CLAIM: The nationalist vote in Northern Ireland has not increased since 1998.

RATING: Accurate? Inaccurate? Neither? Maybe a little bit of everything?

  • Most of the interesting things in life are affected by randomness.
  • Some things can be sort-of accurate and sort-of not. Shades of grey are everywhere.
  • Even straightforward facts have context – and sometimes that context tells you far more than a simple ‘true’ or ‘false’.

On May 18, DUP MLA Emma Little-Pengelly tweeted: “A gentle reminder, the nationalist vote has not increased since 1998.”

She received the following reply:

So, in the 1998 Assembly elections, the nationalist first preference vote share was 39.6%. In this May’s elections, the share was 40.3% – therefore Ms Little-Pengelly was wrong?

Actually, not quite…


Statistical significance is the idea that some change in some specific data under different circumstances (including through the passage of time) is not a matter of coincidence.

In other words, the change is not simply random chance – what is sometimes called “statistical noise”. Instead, the altered circumstances have very likely played a role in the change in data.

For example, if you plant 1,000 hardy perennial wildflowers in a field one year and the next year only 983 grow, you would not say that your wildflower meadow faces inevitable decline.

That’s because it’s unlikely that such a small reduction in blooms is statistically significant. Your meadow might be doomed – you might have been freakishly lucky to get that many flowers in year two – but you wouldn’t conclude that from the available information.

In 1998, the nationalist vote share was 39.6%. In 2022, it was 40.3%. This could stem from an upward trend in vote share over time. However, it absolutely could just be “noise”.
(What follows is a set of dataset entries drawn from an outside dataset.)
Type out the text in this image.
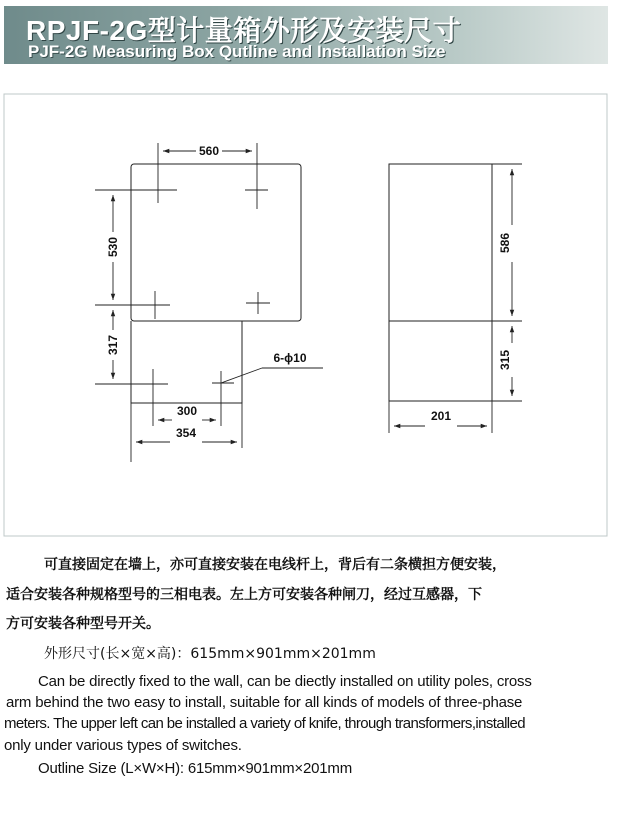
RPJF-2G型计量箱外形及安装尺寸
PJF-2G Measuring Box Qutline and Installation Size
560
530
317
300
354
6-ϕ10
586
315
201
可直接固定在墙上，亦可直接安装在电线杆上，背后有二条横担方便安装，
适合安装各种规格型号的三相电表。左上方可安装各种闸刀，经过互感器，下
方可安装各种型号开关。
外形尺寸(长×宽×高)：615mm×901mm×201mm
Can be directly fixed to the wall, can be diectly installed on utility poles, cross
arm behind the two easy to install, suitable for all kinds of models of three-phase
meters. The upper left can be installed a variety of knife, through transformers,installed
only under various types of switches.
Outline Size (L×W×H): 615mm×901mm×201mm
A similar thing can be seen when considering the percentage of seats won by nationalist candidates in NI Assembly elections since 1998.

Pic: From the BBC

You could point out the fact that the green line goes down and up, up and down. Or you could say it’s basically flat and that all the variations are just noise, and not statistically significant.

If you want a more formal, more strictly accurate and more unwieldy explanation of statistical significance (featuring the null hypothesis, p-values, confidence intervals – all the hits) this primer from National Centre for Biotechnology Information in the USA is about as clear as you are going to get.
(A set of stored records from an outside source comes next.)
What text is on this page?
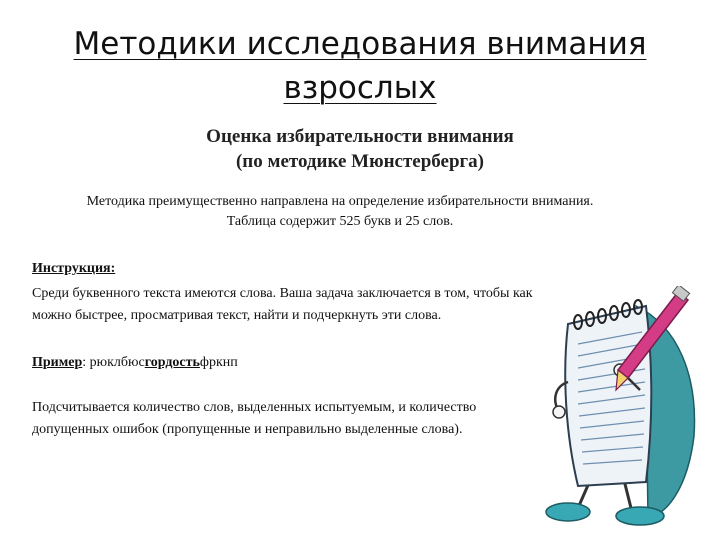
Методики исследования внимания
взрослых
Оценка избирательности внимания
(по методике Мюнстерберга)
Методика преимущественно направлена на определение избирательности внимания.
Таблица содержит 525 букв и 25 слов.

Инструкция:

Среди буквенного текста имеются слова. Ваша задача заключается в том, чтобы как
можно быстрее, просматривая текст, найти и подчеркнуть эти слова.

Пример: рюклбюсгордостьфркнп

Подсчитывается количество слов, выделенных испытуемым, и количество
допущенных ошибок (пропущенные и неправильно выделенные слова).
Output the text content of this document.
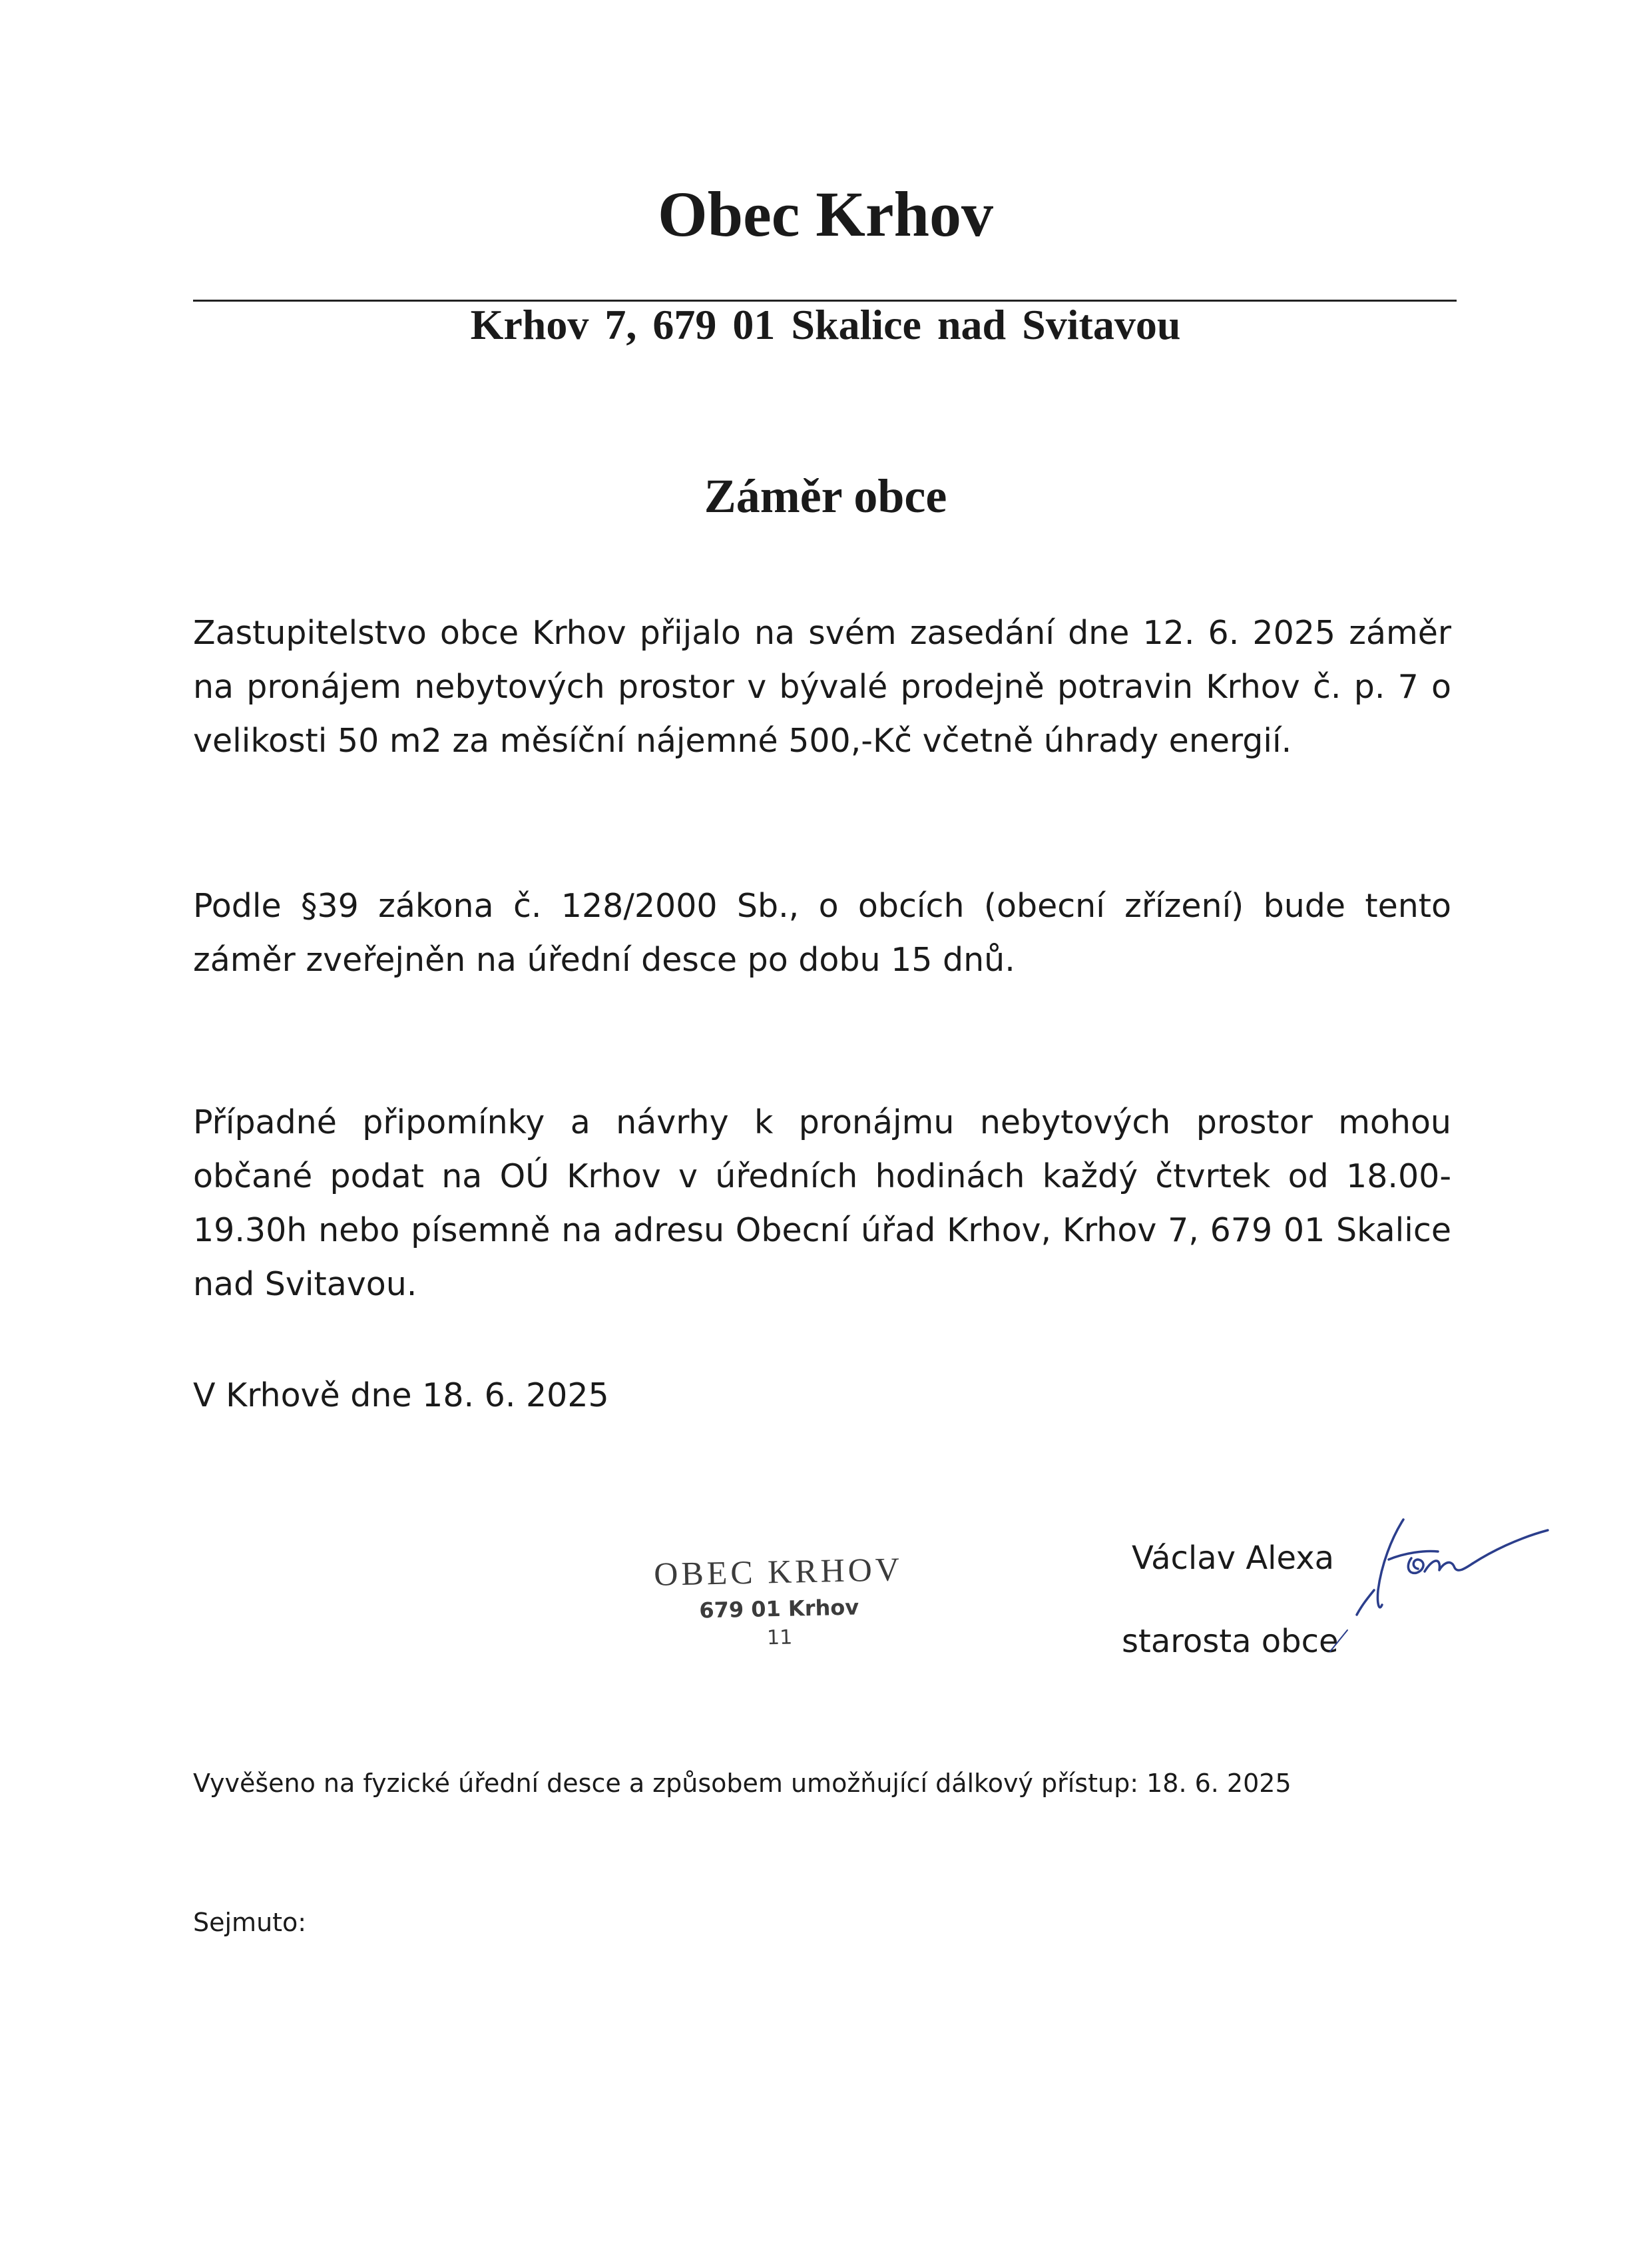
Obec Krhov
Krhov 7, 679 01 Skalice nad Svitavou
Záměr obce

Zastupitelstvo obce Krhov přijalo na svém zasedání dne 12. 6. 2025 záměr na pronájem nebytových prostor v bývalé prodejně potravin Krhov č. p. 7 o velikosti 50 m2 za měsíční nájemné 500,-Kč včetně úhrady energií.

Podle §39 zákona č. 128/2000 Sb., o obcích (obecní zřízení) bude tento záměr zveřejněn na úřední desce po dobu 15 dnů.

Případné připomínky a návrhy k pronájmu nebytových prostor mohou občané podat na OÚ Krhov v úředních hodinách každý čtvrtek od 18.00-19.30h nebo písemně na adresu Obecní úřad Krhov, Krhov 7, 679 01 Skalice nad Svitavou.

V Krhově dne 18. 6. 2025
OBEC KRHOV
679 01 Krhov
11
Václav Alexa
starosta obce
Vyvěšeno na fyzické úřední desce a způsobem umožňující dálkový přístup: 18. 6. 2025
Sejmuto:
Back to our own example, and Twitter…

Not a Fact Check

We could have fact checked Emma Little-Pengelly’s claim, or the counterclaim (note that the people involved carried on their discussion and found common ground re. statistical significance).

What would we have said? We could have deemed it inaccurate with consideration – emphasis on consideration – because 40.3% is bigger than 39.6%. We could have called it accurate with consideration (again, emphasis on consideration) because, although 40.3% is higher than 39.6%, this could simply be statistical noise.

Fact checks are very useful. The ratings provided within those checks are also very useful. However, it’s important to always read the article. Context can be just as important as the rating itself.

In this example, the context is actually far more illuminating than any rating. Hence, this is not a fact check.